POLITIQUE
05/11/2015 11:20 EST | Actualisé 06/11/2015 05:43 EST

Ottawa ramène le formulaire long de recensement de Statistiques Canada dès 2016

Au lendemain de son assermentation, le nouveau gouvernement fédéral a décidé de rétablir le questionnaire complet pour le recensement, en plus de rétablir l'obligation faite aux Canadiens de le remplir.
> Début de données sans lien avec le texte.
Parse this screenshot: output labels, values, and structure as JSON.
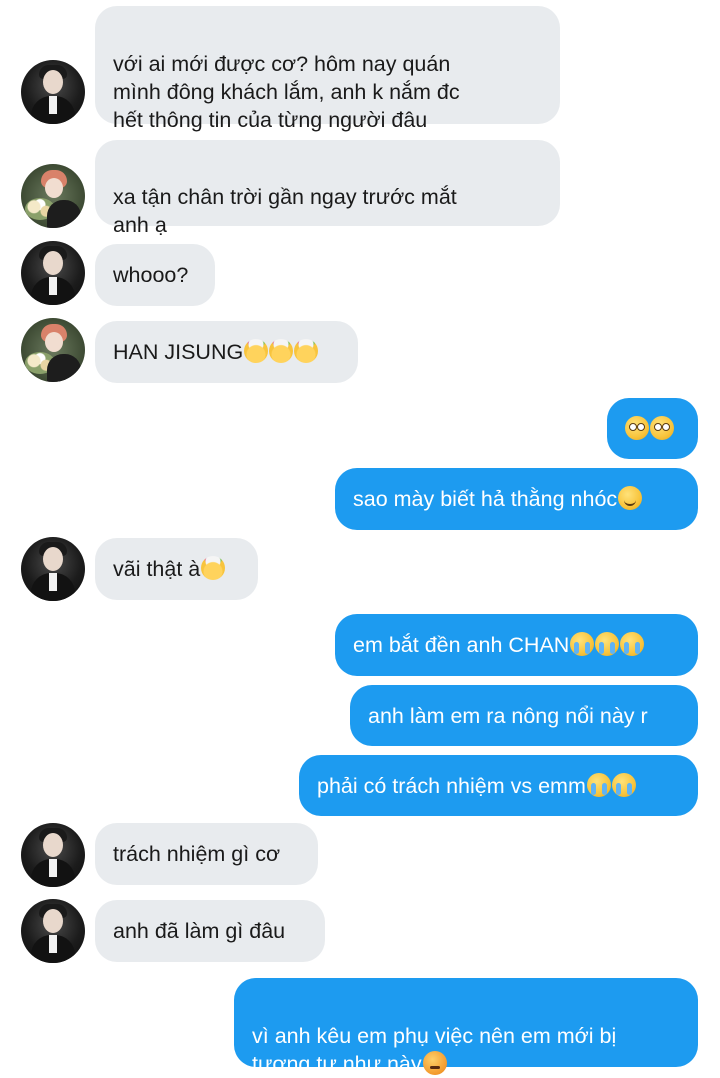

Les ministres fédéraux de la Famille, des Enfants et du Développement social, Jean-Yves Duclos, et de l'Innovation, des Sciences et du Développement économique, Navdeed Singh Bains, ont indiqué que le gouvernement souhaitait ainsi offrir des données fiables et complètes à Statistique Canada afin de pouvoir prendre des décisions éclairées basées sur la science au bénéfice des Canadiens.

« Cette mesure fait partie intégrante de notre plan visant à renforcer et élargir la classe moyenne », a déclaré M. Duclos. « Aujourd'hui, les Canadiens vont retrouver leur droit d'accéder à de l'information précise et fiable à un coût inférieur. »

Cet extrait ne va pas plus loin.